Ross Sheil, Staff Reporter
The Jamaica Employers' Federation's (JEF) stance on testing for HIV/AIDS in the workplace has come under fire from the government body mandated to tackle the disease.
Yesterday, the Government's National AIDS Committee (NAC) said JEF Executive Director Jacqueline Coke-Lloyd's claim that employers reserved the right to test for AIDS would set back the national fight against the virus "by many years."
Discriminatory
Vivian Gray, NAC advocacy officer, told The Gleaner yesterday that Government should ban mandatory testing because of concerns that it could be used to screen potential employees, a recommendation the committee made in June to the parliamentary committee looking at the establishment of a charter of rights and freedoms for the nation.
"The Jamaican society needs to wake up," Mr. Gray said. "Every day, someone walks into my office saying that they've been fired or their landlord has thrown them out and he has no recourse because there is policy only and no law."
He said his office would continue in such cases to refer those persons to a team of attorneys who have committed themselves to providing free legal services via the Ministry of Health.
Mrs. Coke-Lloyd, while not insisting that employers should demand HIV/AIDS testing, on Tuesday emphasised that employers should reserve this right for several reasons, including for health coverage.
Confidential
"What we should maintain is that, if at all they (employers) do test, then it should remain confidential," she added.
Dr. Alverston Bailey, president of the Medical Association of Jamaica, brought the issue back into the foreground during a presentation, at a forum on the weekend, in which he said it was wrong for employers to test staff for HIV/AIDS.
Abner Mason, former HIV/AIDS adviser to United States President George Bush and executive director of the AIDS Responsibility Project (ARP), which was one of the
consultants to a local council among businesses to tackle AIDS discrimination in the workplace, said yesterday that he supported testing as long as privacy is protected.
"One of the biggest problems we have, even here in Jamaica, is that of the (estimated) 25,000 people infected some 60 per cent of them don't know they're infected so the likelihood of people taking steps to protect themselves and the people they're with is not nearly as good without them knowing their status," said Mr. Mason.
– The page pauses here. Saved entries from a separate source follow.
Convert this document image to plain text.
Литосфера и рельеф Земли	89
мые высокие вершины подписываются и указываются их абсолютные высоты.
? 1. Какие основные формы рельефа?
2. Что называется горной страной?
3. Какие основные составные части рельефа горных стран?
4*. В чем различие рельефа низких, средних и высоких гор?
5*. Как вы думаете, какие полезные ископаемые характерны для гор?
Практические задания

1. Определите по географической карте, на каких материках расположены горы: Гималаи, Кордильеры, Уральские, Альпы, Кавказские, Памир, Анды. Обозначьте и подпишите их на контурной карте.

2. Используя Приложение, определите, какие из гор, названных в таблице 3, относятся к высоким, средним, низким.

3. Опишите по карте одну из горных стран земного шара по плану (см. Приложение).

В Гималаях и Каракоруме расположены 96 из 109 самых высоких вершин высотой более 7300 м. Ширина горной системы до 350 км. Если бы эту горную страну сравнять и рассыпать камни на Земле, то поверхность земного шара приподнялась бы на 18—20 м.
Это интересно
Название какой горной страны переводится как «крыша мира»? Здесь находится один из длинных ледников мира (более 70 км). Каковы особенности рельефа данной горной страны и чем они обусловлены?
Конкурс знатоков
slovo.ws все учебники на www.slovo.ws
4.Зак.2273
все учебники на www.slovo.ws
He was speaking during a courtesy call on City of Kingston (COK) Credit Union headquarters in Kingston. COK is one of 22 businesses to have joined the council.
In a report conducted by the ARP, which led to the formation of the council known as the National Business HIV/AIDS Council, 13 per cent of respondents in a survey of 23 local companies representing 23,000 workers, said they would not employ persons with HIV/AIDS. Sixty two per cent of companies surveyed also had no HIV/AIDS employment policy.
According to Mr. Mason, an ultimate goal of the council is for every company to have such a policy.